Tea Wilted Greens

Wilting a large amount of greens with tea is a simple way to eat your greens, but with the added health benefits of tea!

3-4 Servings

Updated: Mon, 05/13/2019 - 8:51pm


  • ¼ cup loose tea leaves or about 8-10 tea bags (preferably oolong or black tea)
  • 1 cup boiling water
  • 1 Tablespoon extra virgin olive oil
  • ¼ cup thinly sliced shallots or red onion
  • 1 Tablespoon minced fresh ginger
  • 1 Tablespoon minced fresh garlic or garlic flakes
  • 2 large bunches (1½ pounds) of dark greens such as kale, spinach, Swiss Chard, or mustard greens, tough stems or ribs removed and roughly chopped
  • Salt and pepper to taste
  • Lemon wedges for garnish


  1. Toast tea leaves in a dry skillet over medium heat for 2-3 minutes, stirring often to prevent burning.
  2. Remove skillet from heat and add boiling water.
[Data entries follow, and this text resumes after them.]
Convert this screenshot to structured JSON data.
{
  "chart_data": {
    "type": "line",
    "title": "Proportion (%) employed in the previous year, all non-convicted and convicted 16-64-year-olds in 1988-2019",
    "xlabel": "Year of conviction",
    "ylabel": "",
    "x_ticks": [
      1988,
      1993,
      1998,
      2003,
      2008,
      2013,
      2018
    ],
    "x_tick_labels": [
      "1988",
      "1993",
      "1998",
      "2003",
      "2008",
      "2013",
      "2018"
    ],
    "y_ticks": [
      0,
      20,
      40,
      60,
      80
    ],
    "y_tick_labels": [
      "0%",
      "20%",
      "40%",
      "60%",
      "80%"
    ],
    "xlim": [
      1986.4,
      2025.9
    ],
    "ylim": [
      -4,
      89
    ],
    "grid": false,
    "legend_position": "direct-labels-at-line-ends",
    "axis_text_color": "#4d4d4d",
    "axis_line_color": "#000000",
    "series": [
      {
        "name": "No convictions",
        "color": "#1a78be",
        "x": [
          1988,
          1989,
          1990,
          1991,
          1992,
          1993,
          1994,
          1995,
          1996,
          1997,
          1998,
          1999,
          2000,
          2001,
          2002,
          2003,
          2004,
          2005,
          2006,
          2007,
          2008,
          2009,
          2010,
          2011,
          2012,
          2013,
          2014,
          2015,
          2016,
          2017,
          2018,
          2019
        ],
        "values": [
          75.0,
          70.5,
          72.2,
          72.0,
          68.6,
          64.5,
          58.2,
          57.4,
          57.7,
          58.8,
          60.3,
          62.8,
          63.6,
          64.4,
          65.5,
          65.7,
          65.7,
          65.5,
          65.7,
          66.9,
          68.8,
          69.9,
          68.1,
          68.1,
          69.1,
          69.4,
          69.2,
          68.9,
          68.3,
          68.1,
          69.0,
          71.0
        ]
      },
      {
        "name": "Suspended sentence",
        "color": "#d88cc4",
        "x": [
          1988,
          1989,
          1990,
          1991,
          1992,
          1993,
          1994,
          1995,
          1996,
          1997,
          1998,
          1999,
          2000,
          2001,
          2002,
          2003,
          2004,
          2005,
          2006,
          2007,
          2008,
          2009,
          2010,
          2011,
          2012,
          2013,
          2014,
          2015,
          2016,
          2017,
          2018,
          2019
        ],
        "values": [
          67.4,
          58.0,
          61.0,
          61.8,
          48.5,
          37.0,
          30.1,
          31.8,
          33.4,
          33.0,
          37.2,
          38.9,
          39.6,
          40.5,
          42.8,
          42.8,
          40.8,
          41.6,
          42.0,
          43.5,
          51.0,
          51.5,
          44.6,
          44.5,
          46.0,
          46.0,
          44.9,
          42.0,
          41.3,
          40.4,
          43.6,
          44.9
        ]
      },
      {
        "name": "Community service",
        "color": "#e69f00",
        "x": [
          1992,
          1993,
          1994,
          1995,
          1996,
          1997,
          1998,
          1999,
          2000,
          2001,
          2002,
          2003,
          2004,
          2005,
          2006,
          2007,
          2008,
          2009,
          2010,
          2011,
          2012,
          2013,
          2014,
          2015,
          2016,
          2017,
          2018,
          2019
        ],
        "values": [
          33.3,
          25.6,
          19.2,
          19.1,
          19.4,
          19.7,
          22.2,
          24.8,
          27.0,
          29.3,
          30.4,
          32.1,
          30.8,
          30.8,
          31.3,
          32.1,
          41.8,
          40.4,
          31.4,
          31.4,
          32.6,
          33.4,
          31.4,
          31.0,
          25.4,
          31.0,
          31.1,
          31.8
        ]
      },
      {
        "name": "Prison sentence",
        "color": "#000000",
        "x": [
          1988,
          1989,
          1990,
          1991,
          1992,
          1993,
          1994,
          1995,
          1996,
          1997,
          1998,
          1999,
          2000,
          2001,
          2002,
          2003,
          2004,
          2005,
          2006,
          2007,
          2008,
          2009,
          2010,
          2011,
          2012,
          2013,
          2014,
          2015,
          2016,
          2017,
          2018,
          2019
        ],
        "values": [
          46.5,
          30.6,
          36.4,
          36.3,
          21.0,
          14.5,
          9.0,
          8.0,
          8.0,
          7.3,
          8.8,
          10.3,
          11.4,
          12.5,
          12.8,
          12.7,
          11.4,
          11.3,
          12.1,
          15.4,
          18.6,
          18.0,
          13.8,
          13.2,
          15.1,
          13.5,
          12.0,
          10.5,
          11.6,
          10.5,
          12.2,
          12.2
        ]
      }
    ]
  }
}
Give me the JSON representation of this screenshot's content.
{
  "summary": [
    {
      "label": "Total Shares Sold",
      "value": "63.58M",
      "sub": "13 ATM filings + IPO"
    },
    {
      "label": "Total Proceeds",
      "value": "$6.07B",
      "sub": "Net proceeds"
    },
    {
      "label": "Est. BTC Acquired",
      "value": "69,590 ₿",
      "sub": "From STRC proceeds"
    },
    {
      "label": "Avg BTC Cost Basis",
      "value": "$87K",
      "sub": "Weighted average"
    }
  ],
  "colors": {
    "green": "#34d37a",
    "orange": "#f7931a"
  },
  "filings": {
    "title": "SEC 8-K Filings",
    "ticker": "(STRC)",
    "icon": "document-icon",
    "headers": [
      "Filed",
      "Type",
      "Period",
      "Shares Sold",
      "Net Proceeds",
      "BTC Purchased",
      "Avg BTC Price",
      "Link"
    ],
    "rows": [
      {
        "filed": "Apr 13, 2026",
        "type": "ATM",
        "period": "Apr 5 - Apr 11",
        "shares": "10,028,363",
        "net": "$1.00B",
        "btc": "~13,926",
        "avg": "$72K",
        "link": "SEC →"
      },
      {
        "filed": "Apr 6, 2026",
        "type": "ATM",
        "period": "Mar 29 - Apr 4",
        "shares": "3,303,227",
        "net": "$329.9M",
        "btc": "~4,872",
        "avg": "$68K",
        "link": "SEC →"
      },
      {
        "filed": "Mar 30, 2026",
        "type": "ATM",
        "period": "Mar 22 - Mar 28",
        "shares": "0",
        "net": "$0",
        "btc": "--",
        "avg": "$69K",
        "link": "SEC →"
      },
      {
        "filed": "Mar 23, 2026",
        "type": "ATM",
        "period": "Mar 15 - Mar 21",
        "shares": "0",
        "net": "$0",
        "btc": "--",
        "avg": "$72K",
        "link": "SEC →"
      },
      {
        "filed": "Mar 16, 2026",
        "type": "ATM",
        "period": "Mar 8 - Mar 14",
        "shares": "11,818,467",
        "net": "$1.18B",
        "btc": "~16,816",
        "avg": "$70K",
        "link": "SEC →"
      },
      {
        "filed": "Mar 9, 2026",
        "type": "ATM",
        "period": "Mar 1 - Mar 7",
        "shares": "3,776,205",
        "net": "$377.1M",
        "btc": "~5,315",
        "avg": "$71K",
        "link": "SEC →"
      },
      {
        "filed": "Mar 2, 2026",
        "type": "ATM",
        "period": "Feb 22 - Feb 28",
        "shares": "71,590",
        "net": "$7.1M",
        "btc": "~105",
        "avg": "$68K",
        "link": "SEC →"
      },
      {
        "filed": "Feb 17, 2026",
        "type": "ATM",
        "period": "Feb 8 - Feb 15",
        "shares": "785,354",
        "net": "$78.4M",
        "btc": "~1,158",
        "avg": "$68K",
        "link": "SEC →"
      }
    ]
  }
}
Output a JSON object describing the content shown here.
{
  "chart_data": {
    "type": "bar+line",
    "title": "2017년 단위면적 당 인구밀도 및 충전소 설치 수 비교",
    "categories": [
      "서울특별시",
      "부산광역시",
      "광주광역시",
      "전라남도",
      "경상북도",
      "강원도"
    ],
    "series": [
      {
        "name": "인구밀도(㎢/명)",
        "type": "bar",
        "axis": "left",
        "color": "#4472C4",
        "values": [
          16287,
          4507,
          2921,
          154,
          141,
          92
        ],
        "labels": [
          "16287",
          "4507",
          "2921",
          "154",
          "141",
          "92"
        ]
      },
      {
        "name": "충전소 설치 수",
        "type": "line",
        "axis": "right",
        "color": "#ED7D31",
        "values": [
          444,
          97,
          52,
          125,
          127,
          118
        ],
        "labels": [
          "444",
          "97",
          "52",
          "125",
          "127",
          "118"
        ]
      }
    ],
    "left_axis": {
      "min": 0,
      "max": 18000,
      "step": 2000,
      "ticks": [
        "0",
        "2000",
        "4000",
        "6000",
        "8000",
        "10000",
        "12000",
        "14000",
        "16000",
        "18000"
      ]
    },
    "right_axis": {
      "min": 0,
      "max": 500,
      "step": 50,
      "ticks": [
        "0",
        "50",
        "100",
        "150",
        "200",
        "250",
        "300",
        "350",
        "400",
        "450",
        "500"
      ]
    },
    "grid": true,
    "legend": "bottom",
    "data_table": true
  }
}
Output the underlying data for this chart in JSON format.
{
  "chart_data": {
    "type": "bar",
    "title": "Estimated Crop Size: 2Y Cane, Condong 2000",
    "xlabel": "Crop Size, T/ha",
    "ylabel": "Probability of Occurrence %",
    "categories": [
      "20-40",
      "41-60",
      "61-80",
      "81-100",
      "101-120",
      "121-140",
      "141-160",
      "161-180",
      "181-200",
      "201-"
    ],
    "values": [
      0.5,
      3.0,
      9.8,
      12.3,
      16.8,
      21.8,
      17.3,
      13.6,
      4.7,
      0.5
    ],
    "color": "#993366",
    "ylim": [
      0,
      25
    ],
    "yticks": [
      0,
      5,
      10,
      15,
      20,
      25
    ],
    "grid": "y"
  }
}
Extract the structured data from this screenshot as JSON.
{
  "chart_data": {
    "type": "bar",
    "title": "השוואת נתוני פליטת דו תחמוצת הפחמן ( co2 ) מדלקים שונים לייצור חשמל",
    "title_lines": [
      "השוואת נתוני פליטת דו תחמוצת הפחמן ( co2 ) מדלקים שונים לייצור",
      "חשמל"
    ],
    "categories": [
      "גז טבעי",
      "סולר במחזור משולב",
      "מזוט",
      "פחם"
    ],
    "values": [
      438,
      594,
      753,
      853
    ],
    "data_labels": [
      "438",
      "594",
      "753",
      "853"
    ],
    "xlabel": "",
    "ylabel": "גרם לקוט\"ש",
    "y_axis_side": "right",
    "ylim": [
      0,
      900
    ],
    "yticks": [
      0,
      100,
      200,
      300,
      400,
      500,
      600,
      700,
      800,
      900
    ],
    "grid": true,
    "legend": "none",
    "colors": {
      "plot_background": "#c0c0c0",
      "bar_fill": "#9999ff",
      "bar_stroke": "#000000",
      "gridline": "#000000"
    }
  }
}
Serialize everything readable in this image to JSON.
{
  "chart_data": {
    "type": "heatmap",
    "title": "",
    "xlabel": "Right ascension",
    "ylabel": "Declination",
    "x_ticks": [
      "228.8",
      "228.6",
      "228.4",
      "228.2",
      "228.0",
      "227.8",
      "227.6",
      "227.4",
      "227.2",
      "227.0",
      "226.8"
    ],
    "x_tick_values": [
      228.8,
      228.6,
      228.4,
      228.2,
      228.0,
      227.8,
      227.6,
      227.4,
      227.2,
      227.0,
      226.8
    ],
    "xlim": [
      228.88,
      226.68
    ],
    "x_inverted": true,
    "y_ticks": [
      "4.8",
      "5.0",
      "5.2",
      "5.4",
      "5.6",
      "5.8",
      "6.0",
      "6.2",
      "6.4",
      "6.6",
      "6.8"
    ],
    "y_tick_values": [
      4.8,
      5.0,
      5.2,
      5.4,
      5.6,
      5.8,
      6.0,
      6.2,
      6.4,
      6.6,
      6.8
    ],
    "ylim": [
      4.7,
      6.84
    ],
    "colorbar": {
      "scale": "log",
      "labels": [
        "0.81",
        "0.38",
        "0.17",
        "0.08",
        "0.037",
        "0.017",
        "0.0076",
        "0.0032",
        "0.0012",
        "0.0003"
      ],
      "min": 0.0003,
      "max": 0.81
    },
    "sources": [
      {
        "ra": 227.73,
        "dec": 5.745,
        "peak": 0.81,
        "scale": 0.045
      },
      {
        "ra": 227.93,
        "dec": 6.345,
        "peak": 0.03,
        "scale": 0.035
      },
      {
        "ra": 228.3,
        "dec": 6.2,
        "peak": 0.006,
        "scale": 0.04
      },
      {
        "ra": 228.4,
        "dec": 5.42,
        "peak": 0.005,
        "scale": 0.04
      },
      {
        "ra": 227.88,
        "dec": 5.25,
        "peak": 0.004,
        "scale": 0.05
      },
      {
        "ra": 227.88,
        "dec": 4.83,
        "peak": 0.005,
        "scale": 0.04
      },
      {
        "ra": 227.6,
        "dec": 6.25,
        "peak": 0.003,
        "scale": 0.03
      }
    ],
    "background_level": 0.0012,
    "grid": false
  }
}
Let steep for 2-3 minutes. Carefully strain tea into a small bowl with a fine mesh strainer – pressing out as much liquid as possible. Discard leaves and set tea liquid aside.
  3. Return skillet to stove over medium heat and add olive oil.
  4. Sauté sliced shallots for a few minutes or until softened.
  5. Add ginger and garlic and sauté for 1-2 minutes. Turn heat up to medium-high.
  6. Add tea liquid and greens, stirring to combine. Cook until just wilted, about 2-3 minutes. Tea should be bubbling. Season with salt and pepper.
  7. Place cooked greens in a large serving bowl. Drizzle any remaining tea liquid on top of greens. Serve with lemon slices to squeeze on top right before serving. Enjoy!